Abrahams accused of putting Estina case “on ice”
With Ajay Gupta skipping the country and avoiding arrest for his involvement in the Estina dairy case, Parliament called on the National Prosecution Authority (NPA) to explain why the investigation into the farm was put on ice in December.
National Director of Public Prosecutions (NDPP) Shaun Abrahams was in Parliament on Wednesday morning to explain why arrests for those implicated in the 2013 Estina state capture saga were only signed off on February 13 2018.
Last week, acting Hawks head Lieutenant General Yolisa Matakata said the Hawks had a docket ready for their investigation into the Vrede dairy farm case in November 2017, but that her team only received the go-ahead to make arrests in February.
Addressing the Joint Portfolio Committee on Police and Portfolio Committee on Justice and Correctional Services, Abrahams disputed that a docket was ready by November.
He said that the case had not been fully investigated because a prima facie case, that was accepted by both the NPA and the Directorate for Priority Crime Investigation (DPCI), could not be established on available evidence.
According to Abrahams, the NPA waited for a strong case and manpower before going forward with an arrest.
However, Abrahams admitted that his team did break for the festive season on December 7.

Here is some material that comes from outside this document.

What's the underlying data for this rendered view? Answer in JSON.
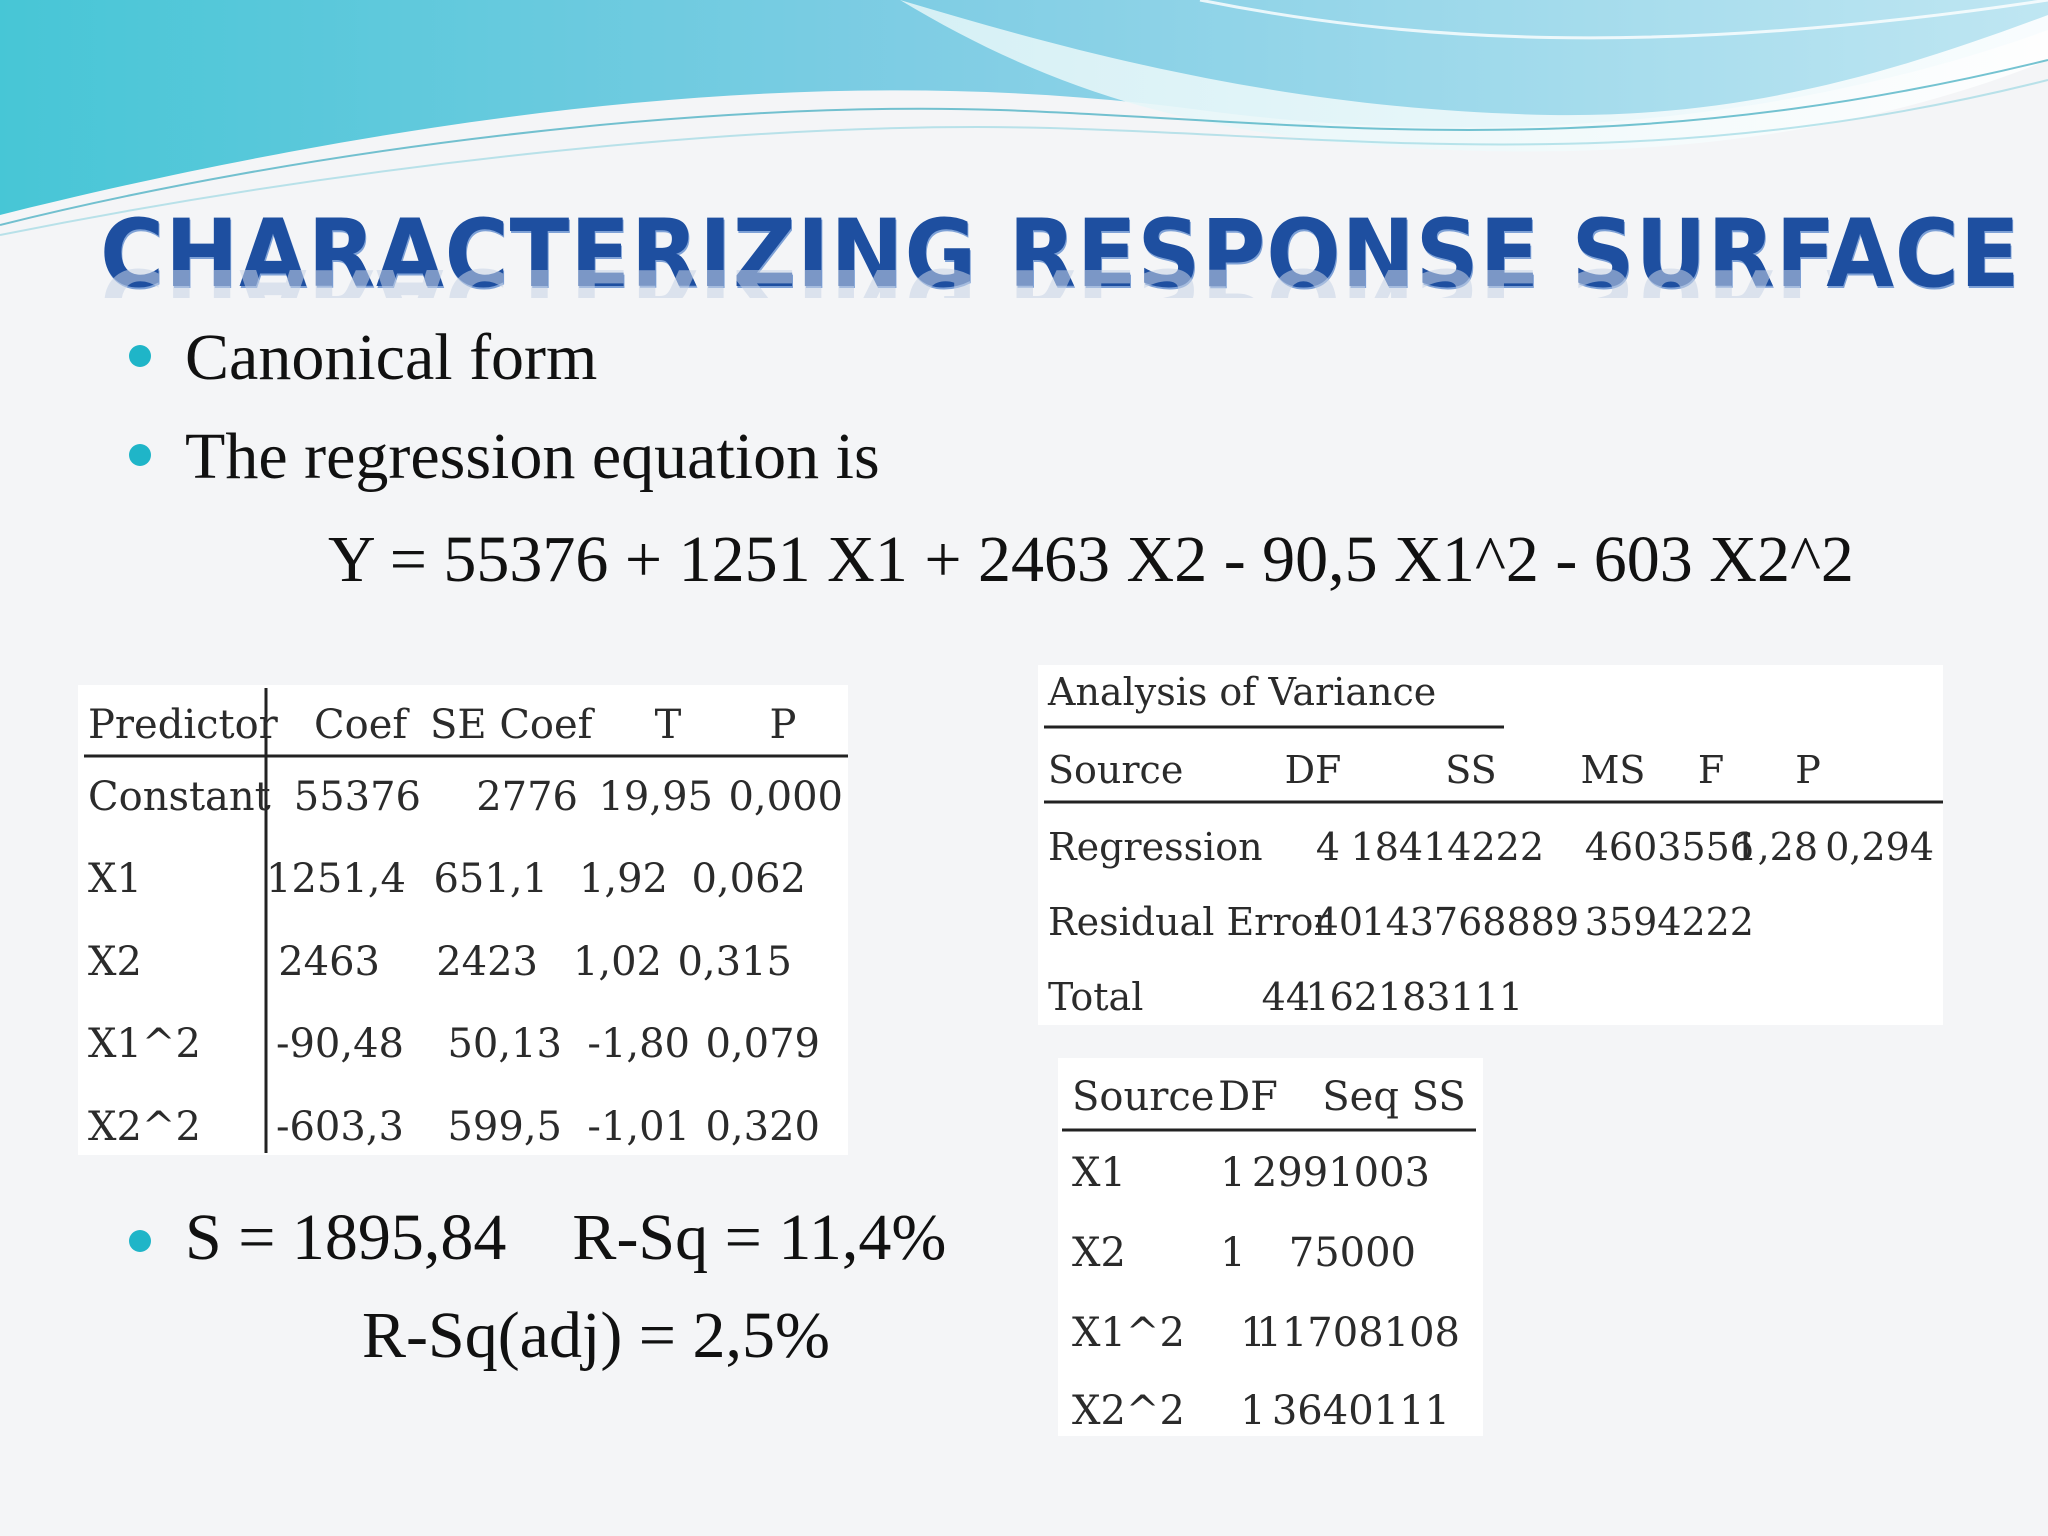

Members of parliament have accused Abrahams for bungling the investigation into the Estina case, saying that it was obvious that the Guptas, former president Jacob Zuma and his son were “special cases” and “flight risks”.
Democratic Alliance MP Glynnis Breytenbach said “The Guptas, and at least Duduzane Zuma, are widely known to have assets abroad — considerable assets abroad — homes, access to private aircraft.” [and] on their own admission, have more than one passport.”
She added that it would have made sense to restrict their movement and their ability to leave the country because of their assets overseas.
When Abrahams was given the right to respond to the MPs, he spoke about the extradition of foreign nationals and the structure of the NPA.
Abrahams informed Parliament that investigations into the Estina project are still ongoing, suggesting that there may be further arrests, if the NPA can gather solid prima facie evidence.
He said that he wanted the matter with the Estina case to be investigated as speedily as possible before the case of the eight suspects is heard on August 17 2018.
However, he went onto say that the NPA could not apply for extradition on foreign nationals, referring to members of the Gupta family who do not have South African passports, because it would then prevent the NPA from charging the individuals with other state capture crimes that they are involved with.
Abrahams told the joint committee that the Estina dairy farm was “just one of the eight legs of state capture investigations with another seven legs still being investigated”.
The NPA has been under fire over the length of its investigation into Estina, a farm in the agricultural town of Vrede in the Free State, which ended up funding a Gupta wedding in Sun City in 2013.
#GuptaLeaks in 2017 revealed how the Free State’s department of agriculture, headed then by Mosebenzi Zwane, gave the Gupta-linked company Estina a 99-year lease on the dairy farm with R220-million for an empowerment project which should have given black farmers a 51% share.
Eight suspects who are implicated in the dairy project were arrested on February 14 and appeared in the Bloemfontein Magistrate’s court. Peter Thabethe, Dr Tikisi Masiteng and Sylvia Dlamini were each granted bail of R10 000, while Gupta-linked suspects Varun Gupta, Ronica Ragavan, Nazeem Howa and Ashu Chawla were each granted R200 000 bail.
A week later, Estina director Kamal Vasram was later released on bail of R100 000.
Former minister Mosebenzi Zwane has yet to be charged for his role in the case. Ajay Gupta remains a fugitive.